- Saying You’re Right Isn’t Enough: Default Notices and Freehold Leases
- April 4, 2013 | Authors: April D. Grosse; Krishna P. Koul; Russell J. Kruger
- Law Firm: Bennett Jones LLP - Calgary Office
Most freehold oil and gas leases in Canada require the lessor to provide the lessee with notice of an alleged default. The lessee then has a certain amount of time to remedy the default or commence proceedings for a judicial determination of whether there was, in fact, a breach. The recent Alberta Court of Queen’s Bench decision in 1301905 Alberta Ltd. v. Sword Energy Inc., 2013 ABQB 113 [Sword Energy] confirms that a lessee must challenge a default notice by strictly complying with the provisions of the default clause or be subsequently barred from arguing the substantive merits of the alleged breach.
In Sword Energy, Justice Lee entertained an application for summary judgment brought by a lessor against a lessee for breach of a petroleum and natural gas lease. The decision does not refer to the lease as a CAPL form, but the described clauses appear consistent with the 1991 CAPL P&NG Lease. In January, 2010, the lessor sent the lessee a default notice pursuant to clause 15 of the lease, claiming compensatory offset royalties for an alleged breach of the offset wells clause. Clause 15 of the lease stated:
(a) If, before or after the expiry of the primary term, the Lessor considers that the Lessee has not complied with any provision or obligation of this Lease ... the Lessor shall notify the Lessee in writing, describing in reasonable detail the alleged breach or breaches. The Lessee shall have 30 days after receipt of such notice to:
i) remedy or commence to remedy the breach or breaches alleged by the Lessor, and thereafter diligently continue to remedy the same; or
ii) commence and diligently pursue proceedings for a judicial determination as to whether the alleged acts or omissions [sic] constitute a breach or breaches on the part of the Lessee.
The lessee responded within the required 30 day time period prescribed by the default notice, by stating that it was not in breach of the offset wells clause and thus not required to commence proceedings for a judicial determination of the issue.
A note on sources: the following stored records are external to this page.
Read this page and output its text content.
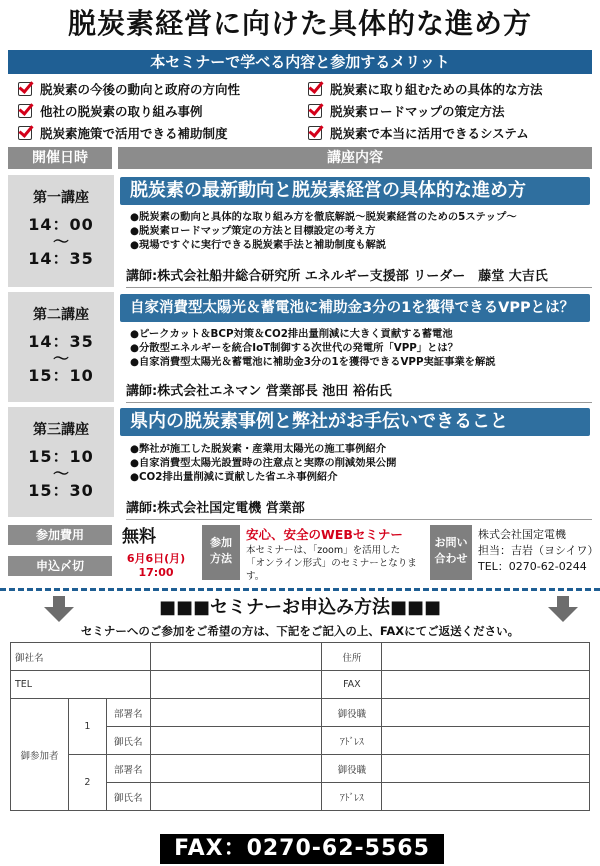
脱炭素経営に向けた具体的な進め方
本セミナーで学べる内容と参加するメリット
脱炭素の今後の動向と政府の方向性	脱炭素に取り組むための具体的な方法
他社の脱炭素の取り組み事例	脱炭素ロードマップの策定方法
脱炭素施策で活用できる補助制度	脱炭素で本当に活用できるシステム
開催日時	講座内容
第一講座
14：00
～
14：35
脱炭素の最新動向と脱炭素経営の具体的な進め方
●脱炭素の動向と具体的な取り組み方を徹底解説～脱炭素経営のための5ステップ～
●脱炭素ロードマップ策定の方法と目標設定の考え方
●現場ですぐに実行できる脱炭素手法と補助制度も解説
講師:株式会社船井総合研究所 エネルギー支援部 リーダー　藤堂 大吉氏
第二講座
14：35
～
15：10
自家消費型太陽光＆蓄電池に補助金3分の1を獲得できるVPPとは？
●ピークカット＆BCP対策＆CO2排出量削減に大きく貢献する蓄電池
●分散型エネルギーを統合IoT制御する次世代の発電所「VPP」とは？
●自家消費型太陽光＆蓄電池に補助金3分の1を獲得できるVPP実証事業を解説
講師:株式会社エネマン 営業部長 池田 裕佑氏
第三講座
15：10
～
15：30
県内の脱炭素事例と弊社がお手伝いできること
●弊社が施工した脱炭素・産業用太陽光の施工事例紹介
●自家消費型太陽光設置時の注意点と実際の削減効果公開
●CO2排出量削減に貢献した省エネ事例紹介
講師:株式会社国定電機 営業部
参加費用
申込〆切
無料
6月6日(月)
17:00
参加
方法
安心、安全のWEBセミナー
本セミナーは、「zoom」を活用した
「オンライン形式」のセミナーとなります。
お問い
合わせ
株式会社国定電機
担当：吉岩（ヨシイワ）
TEL：0270-62-0244
■■■セミナーお申込み方法■■■
セミナーへのご参加をご希望の方は、下記をご記入の上、FAXにてご返送ください。
御社名				住所	
TEL				FAX	
御参加者	1	部署名		御役職	
		御氏名		ｱﾄﾞﾚｽ	
	2	部署名		御役職	
		御氏名		ｱﾄﾞﾚｽ	
FAX：0270-62-5565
On the summary judgment application, the lessee submitted that the lessor was not entitled to any offset royalties on the basis of engineering and geological data. On the face of the judgment, it is not clear whether there had been any correspondence between the parties discussing whether an offset notice had been properly issued prior to the issuance of the default notice (and the court file was unavailable for review at the time of posting). If not, it would make the case quite unusual.
Justice Lee canvassed authority concerning limitation periods extinguishing substantive rights. He reasoned that since the lessee failed to commence the required judicial proceeding within the mandated 30 day period, its substantive right to bring a suit defending its position concerning the alleged breach of the offset wells clause was extinguished. In effect, Justice Lee found the lessee had breached the offset wells clause because of its failure to respond as stipulated in the lease. The matter of damages was referred to a referee.
Sword Energy serves as an important reminder that the provisions of a default clause must be strictly adhered to, and that failing to challenge the validity of an alleged breach by commencing proceedings for a judicial determination of the issue within the stipulated time period will result in extinguishing the substantive right to do so at a later date.